Nerd Nite returns to Ann Arbor Thursday with stories of asteroids, oscillation and... excrement
ANN ARBOR – It's been an eternity since November, when Nerd Nite said goodbye to 2017 with a bang, but thankfully the wait is finally over. And boy will you not regret reading the following questions: Ever wonder why your dog eats poop? How about how ping pong balls and bowling balls are related to the solar system? Curiosity still not piqued? Fine. What do the Mexican Wave, oscillating chemical reactions and the male orgasm have in common? To reveal too much here would be disingenuous, but what we can say is that these questions will all be answered Thursday when Nerd Nite returns for its 51st edition.
The questions above are not completely random. In fact, each of the guest speakers will be talking about the topics listed above. Dr. Kelsey Cornelius is veterinarian in her second year of a laboratory animal residency at the University of Michigan who studies coprophagy -- the eating of excrement -- commonly seen with many rodents, lagomorphs, pigs, primates and, unfortunately for many of us, canines. If you decide to attend, the folks at Nerd Nite promise that you'll learn "what you can do if your dog digs the doo-doo."
(Nerd Nite 51 (Credit: Nerd Nite Facebook)
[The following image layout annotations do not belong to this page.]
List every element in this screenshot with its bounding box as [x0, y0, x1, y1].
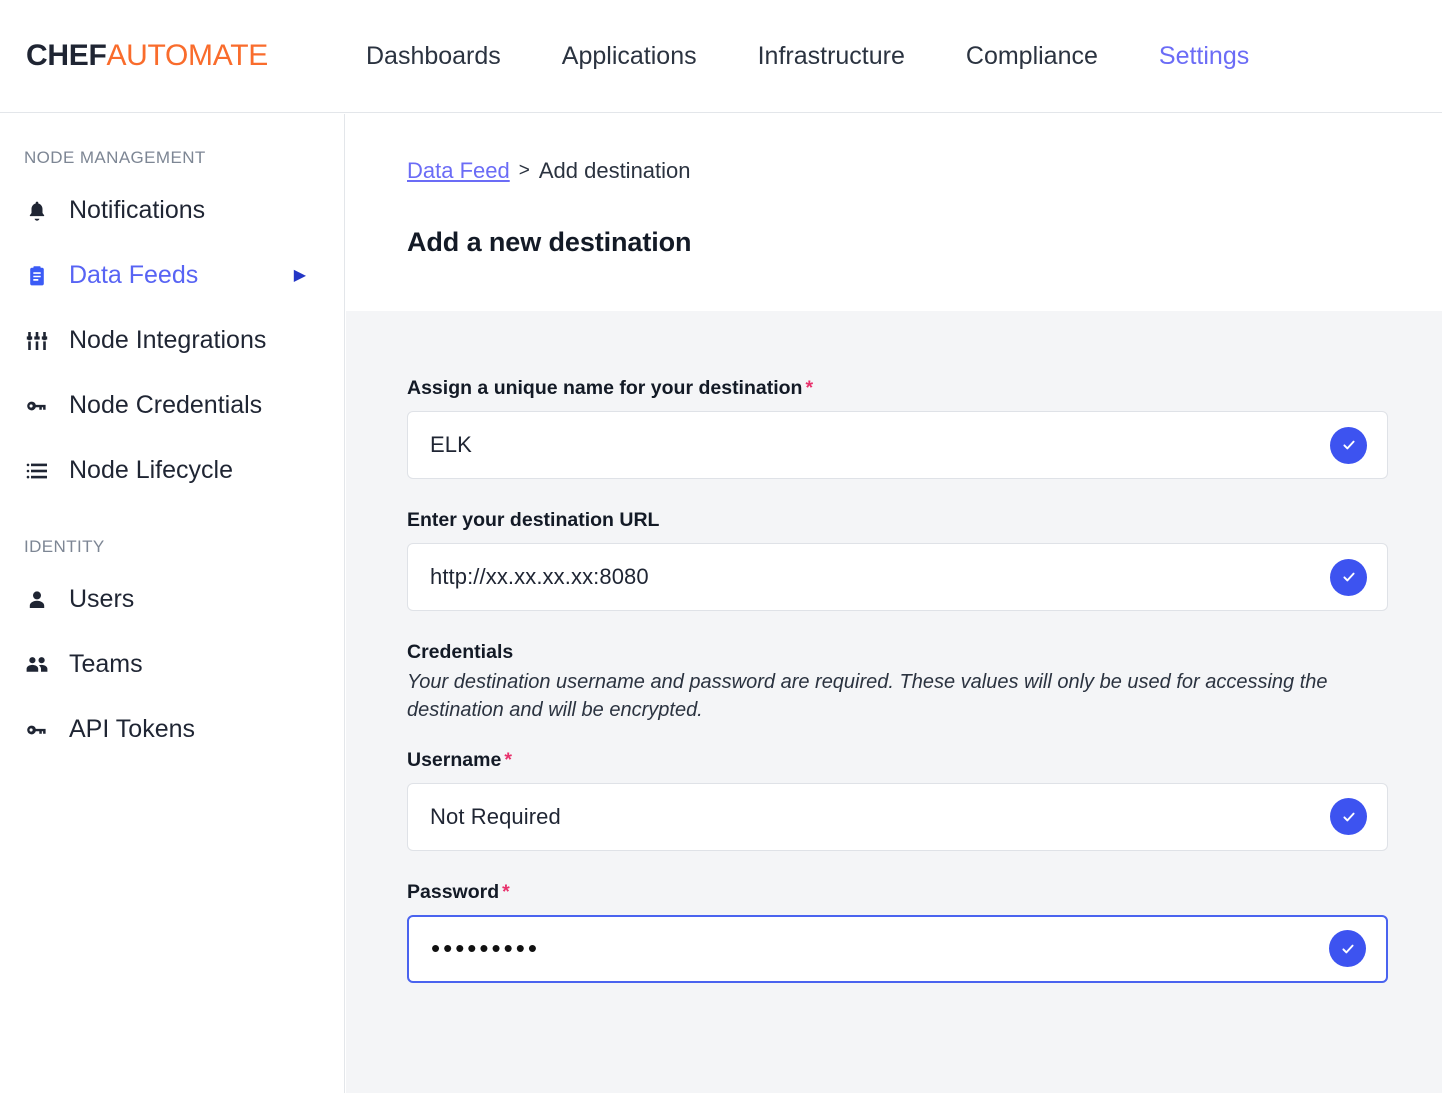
key-icon — [22, 715, 52, 745]
spacer — [407, 725, 1388, 749]
username-label: Username* — [407, 749, 1388, 772]
key-icon — [22, 391, 52, 421]
users-icon — [22, 650, 52, 680]
destination-url-label: Enter your destination URL — [407, 509, 1388, 532]
spacer — [407, 479, 1388, 509]
sidebar-item-notifications[interactable]: Notifications — [0, 178, 344, 243]
sidebar-item-label: Node Lifecycle — [69, 456, 233, 485]
nav-item-compliance[interactable]: Compliance — [966, 42, 1098, 71]
logo-automate-text: AUTOMATE — [106, 39, 268, 72]
breadcrumb-current: Add destination — [539, 158, 691, 184]
sidebar-item-node-lifecycle[interactable]: Node Lifecycle — [0, 438, 344, 503]
password-label: Password* — [407, 881, 1388, 904]
sidebar-item-node-integrations[interactable]: Node Integrations — [0, 308, 344, 373]
valid-check-icon — [1330, 427, 1367, 464]
breadcrumb-link-data-feed[interactable]: Data Feed — [407, 158, 510, 184]
sidebar-item-label: Teams — [69, 650, 143, 679]
page-header: Data Feed > Add destination Add a new de… — [346, 114, 1442, 311]
logo-chef-text: CHEF — [26, 39, 106, 72]
sidebar-item-label: Notifications — [69, 196, 205, 225]
destination-url-input[interactable]: http://xx.xx.xx.xx:8080 — [407, 543, 1388, 611]
sidebar-section-title-node-management: NODE MANAGEMENT — [24, 148, 344, 168]
sidebar-item-users[interactable]: Users — [0, 567, 344, 632]
nav-item-dashboards[interactable]: Dashboards — [366, 42, 501, 71]
destination-name-value: ELK — [430, 432, 472, 458]
top-navigation-bar: CHEFAUTOMATE Dashboards Applications Inf… — [0, 0, 1442, 113]
credentials-section: Credentials Your destination username an… — [407, 641, 1388, 725]
nav-item-settings[interactable]: Settings — [1159, 42, 1249, 71]
sidebar-item-label: Node Integrations — [69, 326, 266, 355]
nav-item-infrastructure[interactable]: Infrastructure — [758, 42, 905, 71]
sidebar-item-label: Data Feeds — [69, 261, 198, 290]
credentials-description: Your destination username and password a… — [407, 668, 1367, 725]
page-title: Add a new destination — [407, 227, 1442, 258]
username-field-group: Username* Not Required — [407, 749, 1388, 851]
sliders-icon — [22, 326, 52, 356]
destination-url-field-group: Enter your destination URL http://xx.xx.… — [407, 509, 1388, 611]
breadcrumb-separator-icon: > — [519, 160, 530, 182]
sidebar-item-teams[interactable]: Teams — [0, 632, 344, 697]
primary-nav: Dashboards Applications Infrastructure C… — [366, 42, 1249, 71]
destination-url-value: http://xx.xx.xx.xx:8080 — [430, 564, 649, 590]
required-marker: * — [502, 881, 510, 903]
label-text: Username — [407, 749, 501, 771]
password-field-group: Password* ••••••••• — [407, 881, 1388, 983]
label-text: Enter your destination URL — [407, 509, 659, 531]
destination-name-field-group: Assign a unique name for your destinatio… — [407, 377, 1388, 479]
valid-check-icon — [1330, 559, 1367, 596]
spacer — [407, 851, 1388, 881]
username-input[interactable]: Not Required — [407, 783, 1388, 851]
sidebar-item-label: API Tokens — [69, 715, 195, 744]
username-value: Not Required — [430, 804, 561, 830]
clipboard-icon — [22, 261, 52, 291]
label-text: Assign a unique name for your destinatio… — [407, 377, 802, 399]
destination-name-input[interactable]: ELK — [407, 411, 1388, 479]
required-marker: * — [805, 377, 813, 399]
user-icon — [22, 585, 52, 615]
label-text: Password — [407, 881, 499, 903]
sidebar-item-data-feeds[interactable]: Data Feeds ▶ — [0, 243, 344, 308]
sidebar-item-api-tokens[interactable]: API Tokens — [0, 697, 344, 762]
chevron-right-icon: ▶ — [294, 268, 306, 284]
settings-sidebar: NODE MANAGEMENT Notifications Data Feeds… — [0, 114, 345, 1093]
sidebar-item-node-credentials[interactable]: Node Credentials — [0, 373, 344, 438]
app-logo[interactable]: CHEFAUTOMATE — [26, 39, 268, 73]
breadcrumb: Data Feed > Add destination — [407, 158, 1442, 184]
add-destination-form: Assign a unique name for your destinatio… — [346, 311, 1442, 1093]
credentials-title: Credentials — [407, 641, 1388, 664]
sidebar-item-label: Users — [69, 585, 134, 614]
main-content: Data Feed > Add destination Add a new de… — [346, 114, 1442, 1093]
password-value: ••••••••• — [431, 933, 540, 964]
valid-check-icon — [1329, 930, 1366, 967]
required-marker: * — [504, 749, 512, 771]
bell-icon — [22, 196, 52, 226]
destination-name-label: Assign a unique name for your destinatio… — [407, 377, 1388, 400]
sidebar-section-title-identity: IDENTITY — [24, 537, 344, 557]
list-icon — [22, 456, 52, 486]
valid-check-icon — [1330, 798, 1367, 835]
nav-item-applications[interactable]: Applications — [562, 42, 697, 71]
sidebar-item-label: Node Credentials — [69, 391, 262, 420]
password-input[interactable]: ••••••••• — [407, 915, 1388, 983]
Also speaking at Thursday's event is Stephanie Hamilton, a physics Ph.D. candidate at U of M who will guide guests through the might of all things tiny in outer space. Hamilton says that "the smallest bodies in our solar system (that is, anything that isn’t one of the eight major planets) are actually the most important" and hopes that everyone will leave with "a newfound appreciation for small asteroids and Kuiper Belt objects." Curious as to how these objects are the key to unlocking the history of our solar system? Attend this event to find out.
The third speaker of the evening is John Charpentier, a Ph.D. student in immunology at U of M's School of Medicine, who will speak about excitable media in biology and medicine. Charpentier encourages everyone to "come learn about this concept, how ubiquitous these systems are in nature, and how insight into how they work can be applied to other, seemingly unrelated problems in biology and medicine."
When: Doors open at 6:30 p.m., talks begin at 7 p.m.
Where: Live (102 S. 1st St.)
How much: $0 (all thanks to the Ann Arbor District Library)
Kelsey Cornelius -- All (Poop-Eating) Creatures Great and Small
Stephanie Hamilton -- Ping Pong Balls, Bowling Balls, and What They Have To Do with the Solar System
John Charpentier -- I’m So Excited: Excitable Media in Biology and Medicine
Finally, your friends in all things nerdy encourage you to grab a pal, get a drink and bring your curiosity along.